Desa yang terdampak yakni Komangaan, Solimandungan Baru, Solimandungan I, dan Solimandungan II, dengan kondisi terparah terjadi di Solimandungan II.
Sedikitnya 125 rumah di Solimandungan II terdampak banjir yang mulai terjadi sekitar pukul 16.00 Wita.
Arus air datang dari kawasan pegunungan dan meluap melalui Sungai Botuk yang berhulu di wilayah perkebunan Gunung Botuk.
Material yang terbawa arus tidak hanya lumpur, tetapi juga batang kelapa, pohon pisang, dan potongan kayu berukuran besar yang masuk hingga ke dalam rumah warga.
Min Mokoginta (46), warga Solimandungan II, mengatakan kondisi tersebut baru pertama kali terjadi di wilayahnya. Menurut dia, sebelumnya Sungai Botuk tidak pernah meluap hingga membawa potongan kayu ke permukiman.

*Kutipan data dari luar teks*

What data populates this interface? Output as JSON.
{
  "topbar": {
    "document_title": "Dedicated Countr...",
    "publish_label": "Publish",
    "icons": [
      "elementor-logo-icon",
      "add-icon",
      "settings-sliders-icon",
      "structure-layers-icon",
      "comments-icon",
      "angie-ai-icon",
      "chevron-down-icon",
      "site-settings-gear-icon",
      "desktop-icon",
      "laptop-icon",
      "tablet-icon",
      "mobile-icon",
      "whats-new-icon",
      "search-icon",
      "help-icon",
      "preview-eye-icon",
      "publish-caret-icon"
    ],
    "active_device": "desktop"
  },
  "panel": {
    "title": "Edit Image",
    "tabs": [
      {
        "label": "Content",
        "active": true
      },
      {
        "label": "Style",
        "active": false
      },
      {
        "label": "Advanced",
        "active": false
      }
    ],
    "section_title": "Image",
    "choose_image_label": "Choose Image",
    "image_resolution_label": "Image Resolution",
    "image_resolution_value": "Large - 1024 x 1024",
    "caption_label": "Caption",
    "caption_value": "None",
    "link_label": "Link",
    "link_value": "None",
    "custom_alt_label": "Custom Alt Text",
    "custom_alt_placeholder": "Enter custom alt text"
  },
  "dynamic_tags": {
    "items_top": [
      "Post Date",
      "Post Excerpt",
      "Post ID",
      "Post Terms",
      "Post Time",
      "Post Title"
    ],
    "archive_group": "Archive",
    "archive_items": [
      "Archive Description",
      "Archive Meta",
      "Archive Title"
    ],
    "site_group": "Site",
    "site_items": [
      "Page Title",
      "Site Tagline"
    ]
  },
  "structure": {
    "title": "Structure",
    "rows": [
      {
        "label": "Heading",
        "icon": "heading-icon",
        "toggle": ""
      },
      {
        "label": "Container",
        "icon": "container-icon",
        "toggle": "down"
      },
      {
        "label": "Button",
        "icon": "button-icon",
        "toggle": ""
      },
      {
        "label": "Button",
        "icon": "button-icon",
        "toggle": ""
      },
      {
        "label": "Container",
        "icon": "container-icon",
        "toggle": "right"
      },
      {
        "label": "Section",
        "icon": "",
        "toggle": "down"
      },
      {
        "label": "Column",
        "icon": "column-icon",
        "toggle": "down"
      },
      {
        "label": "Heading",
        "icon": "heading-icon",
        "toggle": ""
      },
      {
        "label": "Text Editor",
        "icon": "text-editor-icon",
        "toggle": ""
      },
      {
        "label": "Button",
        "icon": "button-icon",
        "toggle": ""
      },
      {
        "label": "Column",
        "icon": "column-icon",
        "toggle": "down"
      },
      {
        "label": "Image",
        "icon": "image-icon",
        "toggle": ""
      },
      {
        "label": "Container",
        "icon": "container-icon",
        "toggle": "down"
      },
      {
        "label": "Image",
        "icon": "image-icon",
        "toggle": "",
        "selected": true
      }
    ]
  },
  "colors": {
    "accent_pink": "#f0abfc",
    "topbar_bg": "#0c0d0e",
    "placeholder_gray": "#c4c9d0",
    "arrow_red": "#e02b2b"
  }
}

“Saat itu sudah mulai pembagian daging,” kata Min di Solimandungan II, Kamis, (24/5/2026).
Ia mengatakan warga sempat panik ketika air datang secara tiba-tiba. Orang-orang yang berada di langsung berhamburan menyelamatkan diri saat arus mulai memasuki rumah-rumah warga.
Hingga saat ini, banyak rumah masih dipenuhi lumpur dan kayu yang terbawa banjir. Warga terlihat membersihkan rumah dan lingkungan sekitar secara gotong royong.

Sementara itu, warga Solimandungan I, Eping Potabuga (39), mengaku rumahnya tidak terkena dampak langsung karena berada di dataran lebih tinggi. Meski demikian, ia menyaksikan rumah tetangganya dihantam arus banjir.
“Air masuk dalam rumah, dinding dapur rusak, peralatan seperti mesin cuci terbawa,” ujar Eping.
Berdasarkan pantauan Zonautara.com, warga bersama ASN, personel TNI, dan Polri melakukan kerja bakti membersihkan lumpur dan material kayu yang menutupi akses jalan serta halaman rumah warga.
Hingga Kamis siang, proses pembersihan masih terus berlangsung di sejumlah titik terdampak.